The Jones Plus LWB would be easy to overload, with its huge variety of front and rear rack options, and mounting options for bottle cages and larger 3-bolt cage mounts. The only place that I felt mounts were missing was on the seat tube.
The Jones H-bar was something I was greatly skeptical about. This judgment was based entirely off the look of the H-bars. To my surprise, the H-bars were very comfortable and more importantly, they felt solid and stable. I never felt out of control and I never experienced arm fatigue or hand issues, as I have over the last several years, riding.
I liked the drivetrain and gear ratio on the Jones Plus LWB. I run the same gearing on my personal bike. If I were to use the Jones LWB for a daily commute, I would possibly think about adding an extra tooth or two upfront.
The one thing I wasn’t crazy about with the drivetrain was the 170mm cranks. I felt like they were a bit short for a larger bike. Like all other components on the Jones Plus LWB , the crank is specced by Jeff Jones, for specific reasons. The crank is specced at 170 mm so that one can have a lower bottom bracket and achieving a lower center of gravity without having to worry about crank strikes. Additionally, a shorter crank is easier on the knees, as your knees don’t bend as much. Also with today’s lower gear ratios, a longer crank is not necessary.
The Jones Plus LWB has Tektro mechanical brakes. They worked well overall. I did notice on long descents, the brakes started to squeal, when the rotors got hotter. I tried cleaning the rotors to address it, but I was never able to fully resolve this issue.

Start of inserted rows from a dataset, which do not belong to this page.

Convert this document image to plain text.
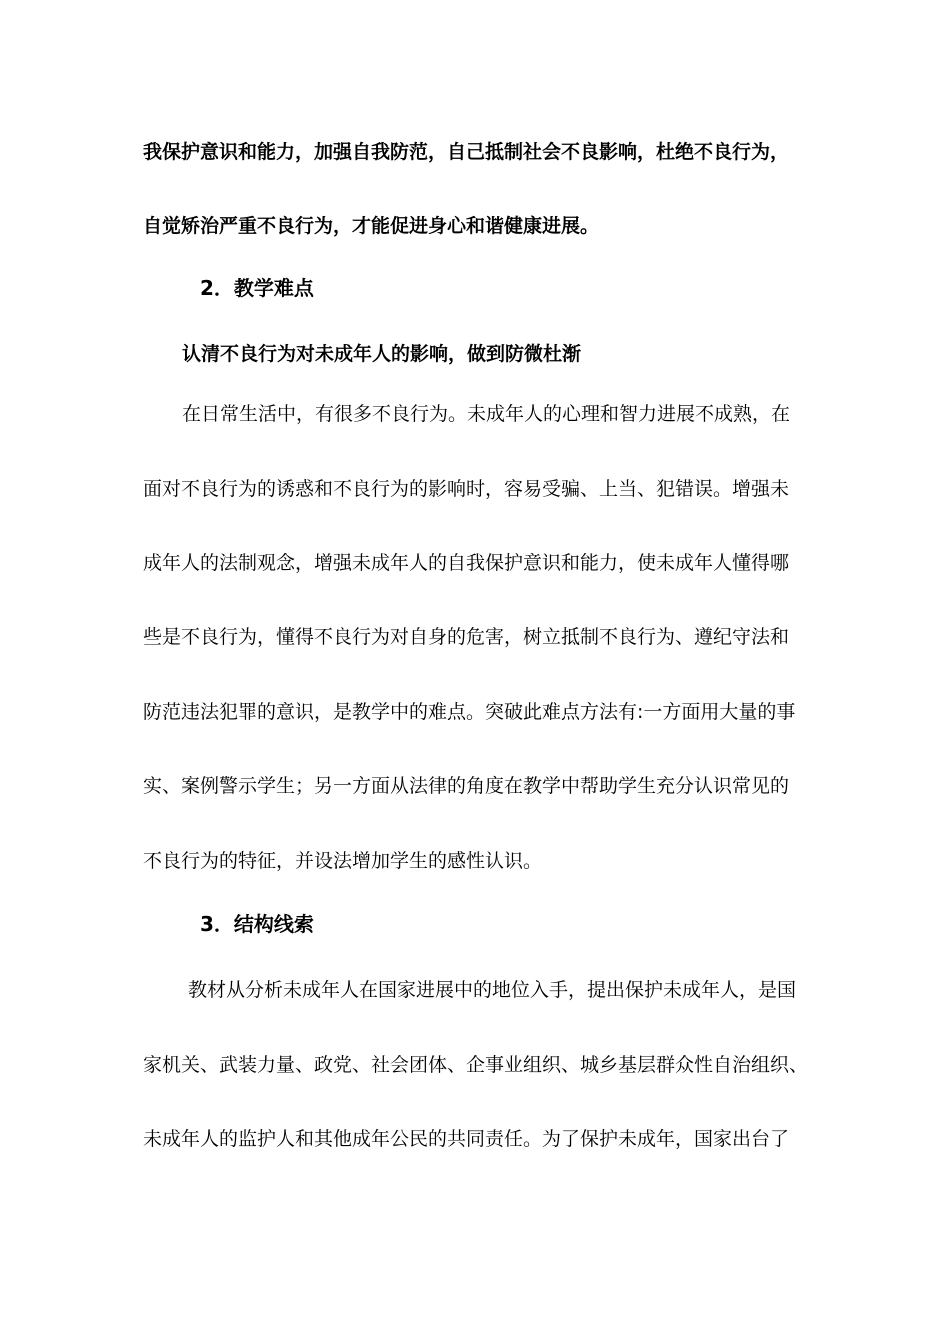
我保护意识和能力，加强自我防范，自己抵制社会不良影响，杜绝不良行为，
自觉矫治严重不良行为，才能促进身心和谐健康进展。
2．教学难点
认清不良行为对未成年人的影响，做到防微杜渐
在日常生活中，有很多不良行为。未成年人的心理和智力进展不成熟，在
面对不良行为的诱惑和不良行为的影响时，容易受骗、上当、犯错误。增强未
成年人的法制观念，增强未成年人的自我保护意识和能力，使未成年人懂得哪
些是不良行为，懂得不良行为对自身的危害，树立抵制不良行为、遵纪守法和
防范违法犯罪的意识，是教学中的难点。突破此难点方法有:一方面用大量的事
实、案例警示学生；另一方面从法律的角度在教学中帮助学生充分认识常见的
不良行为的特征，并设法增加学生的感性认识。
3．结构线索
教材从分析未成年人在国家进展中的地位入手，提出保护未成年人，是国
家机关、武装力量、政党、社会团体、企事业组织、城乡基层群众性自治组织、
未成年人的监护人和其他成年公民的共同责任。为了保护未成年，国家出台了
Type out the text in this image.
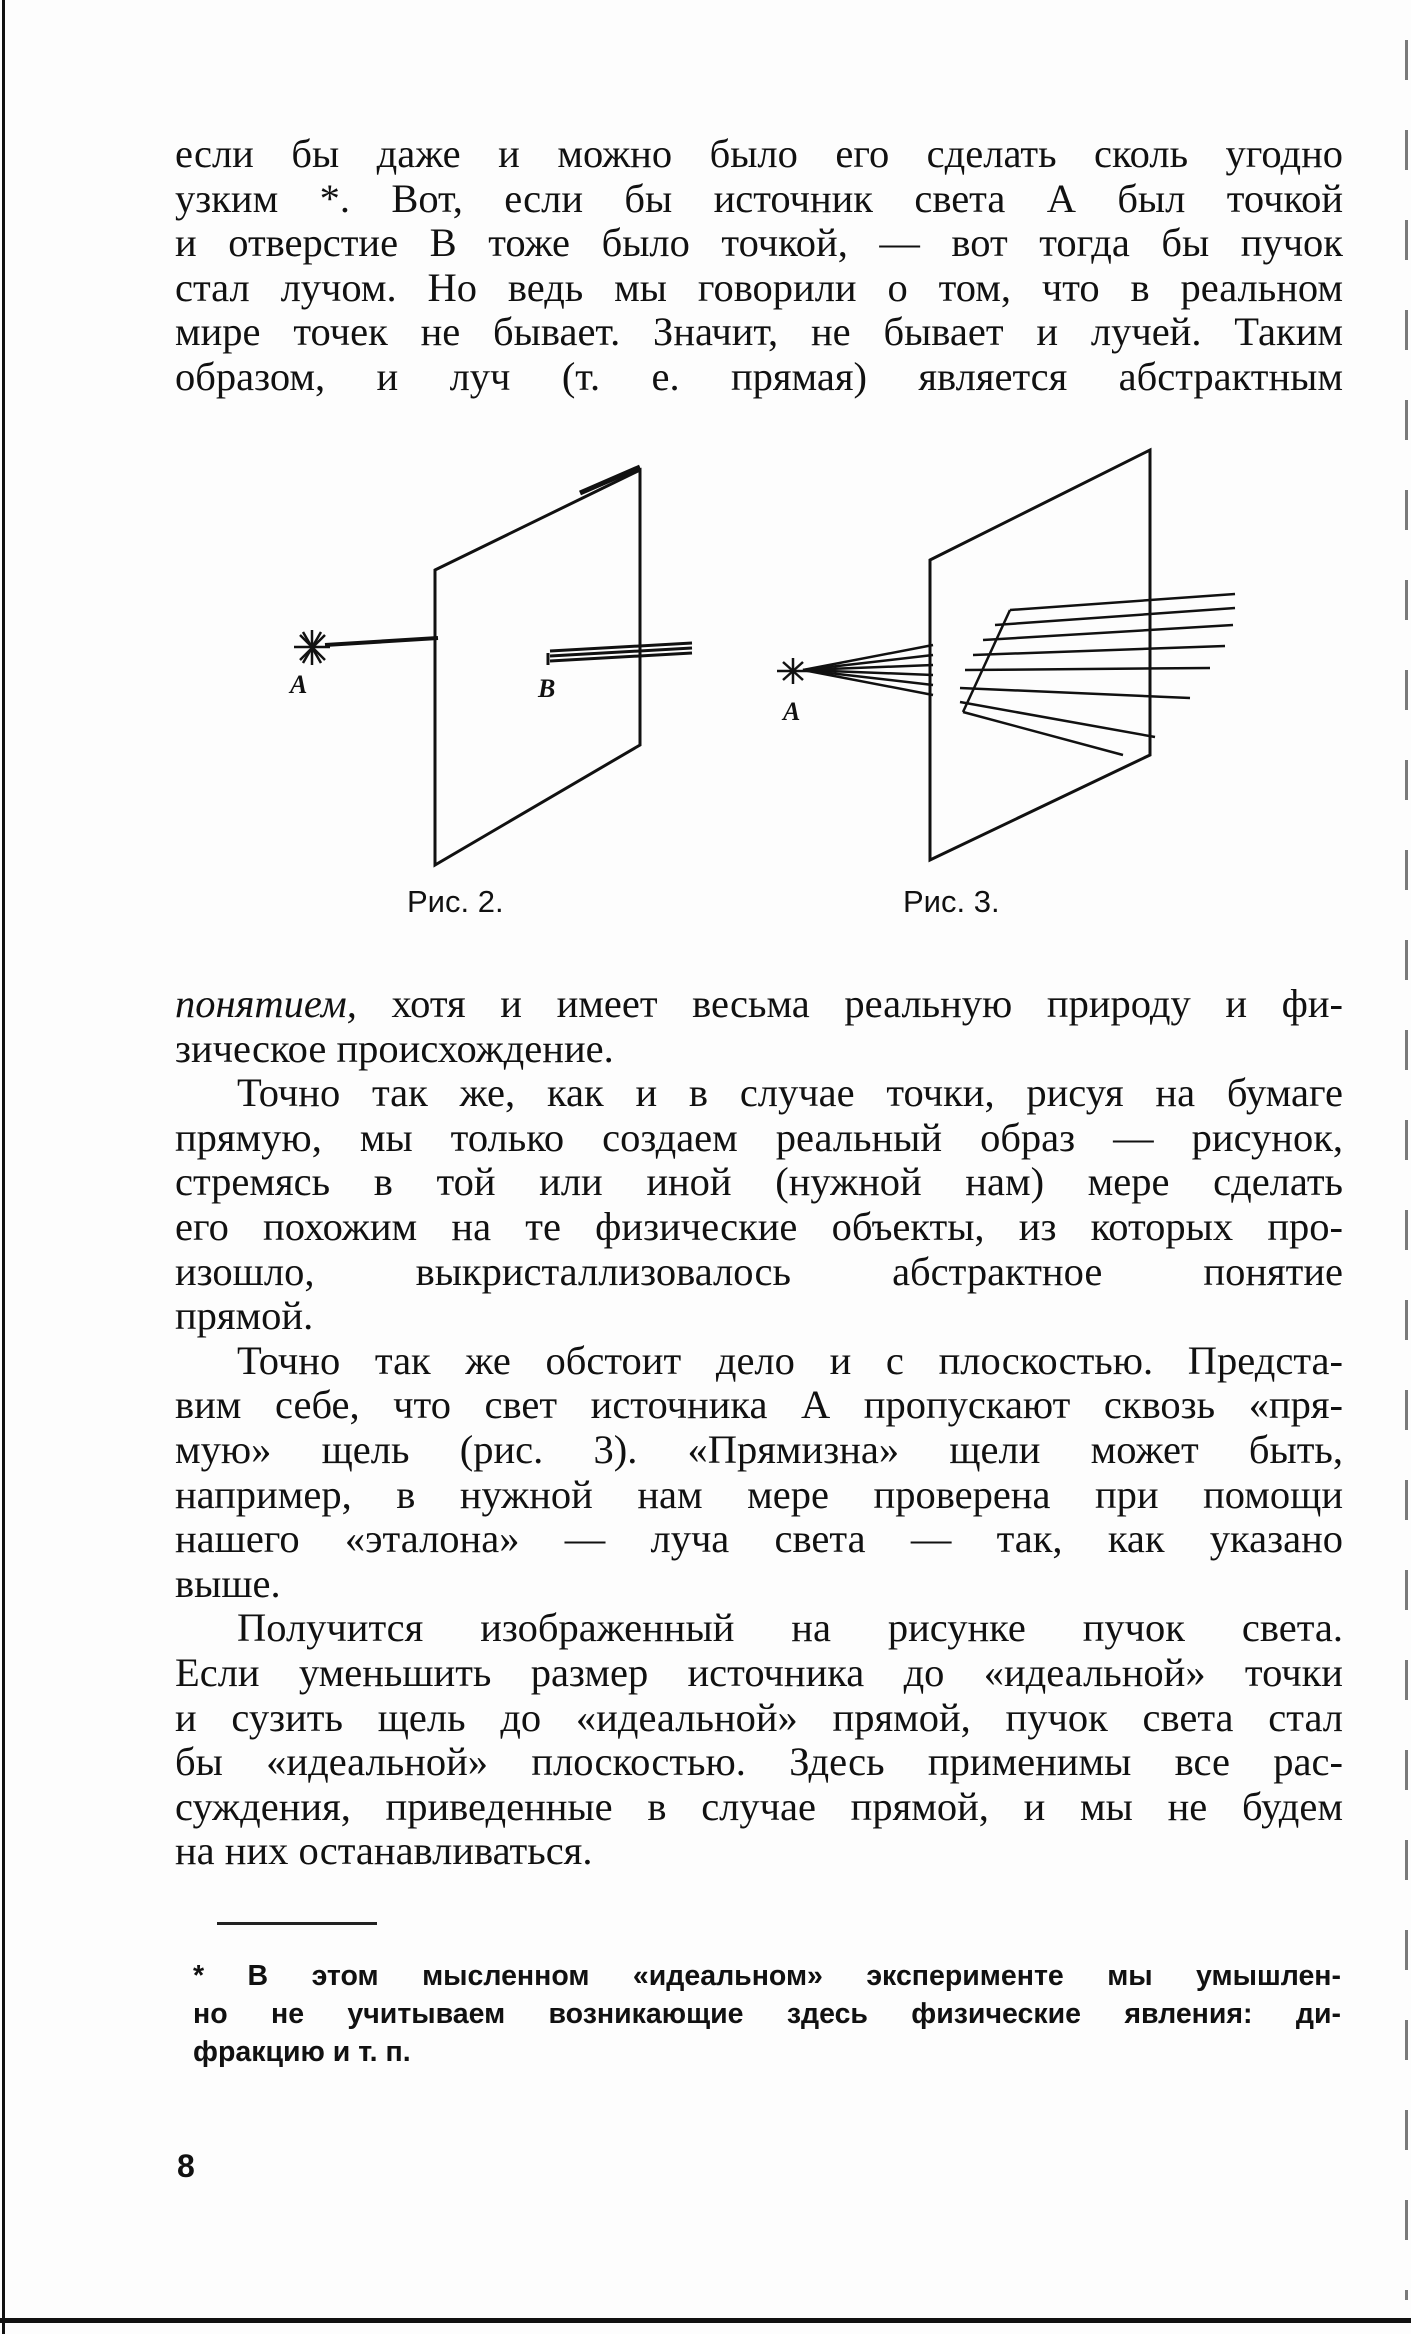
если бы даже и можно было его сделать сколь угодно
узким *. Вот, если бы источник света А был точкой
и отверстие B тоже было точкой, — вот тогда бы пучок
стал лучом. Но ведь мы говорили о том, что в реальном
мире точек не бывает. Значит, не бывает и лучей. Таким
образом, и луч (т. е. прямая) является абстрактным
A	B
A
Рис. 2.	Рис. 3.

понятием, хотя и имеет весьма реальную природу и фи-
зическое происхождение.

Точно так же, как и в случае точки, рисуя на бумаге
прямую, мы только создаем реальный образ — рисунок,
стремясь в той или иной (нужной нам) мере сделать
его похожим на те физические объекты, из которых про-
изошло, выкристаллизовалось абстрактное понятие
прямой.

Точно так же обстоит дело и с плоскостью. Предста-
вим себе, что свет источника А пропускают сквозь «пря-
мую» щель (рис. 3). «Прямизна» щели может быть,
например, в нужной нам мере проверена при помощи
нашего «эталона» — луча света — так, как указано
выше.

Получится изображенный на рисунке пучок света.
Если уменьшить размер источника до «идеальной» точки
и сузить щель до «идеальной» прямой, пучок света стал
бы «идеальной» плоскостью. Здесь применимы все рас-
суждения, приведенные в случае прямой, и мы не будем
на них останавливаться.

* В этом мысленном «идеальном» эксперименте мы умышлен-
но не учитываем возникающие здесь физические явления: ди-
фракцию и т. п.
8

I really wish I had been able to take the Jones Plus LWB on a multi-week adventure. This bike is definitely made for long days in the saddle. Without a doubt, it can carry a load. If given the choice I would choose the Jones Plus LWB over my drop bar mountain bike for any type of riding. Overall, I thought this was a great bike and I really enjoyed the time I had with it. One of the best things about the Jones Plus LWB that I did not mention previously, is the price. At just over $2000.00 you get a bike capable of taking on a great variety of riding, from multi-day adventures to your daily commute and anything in between.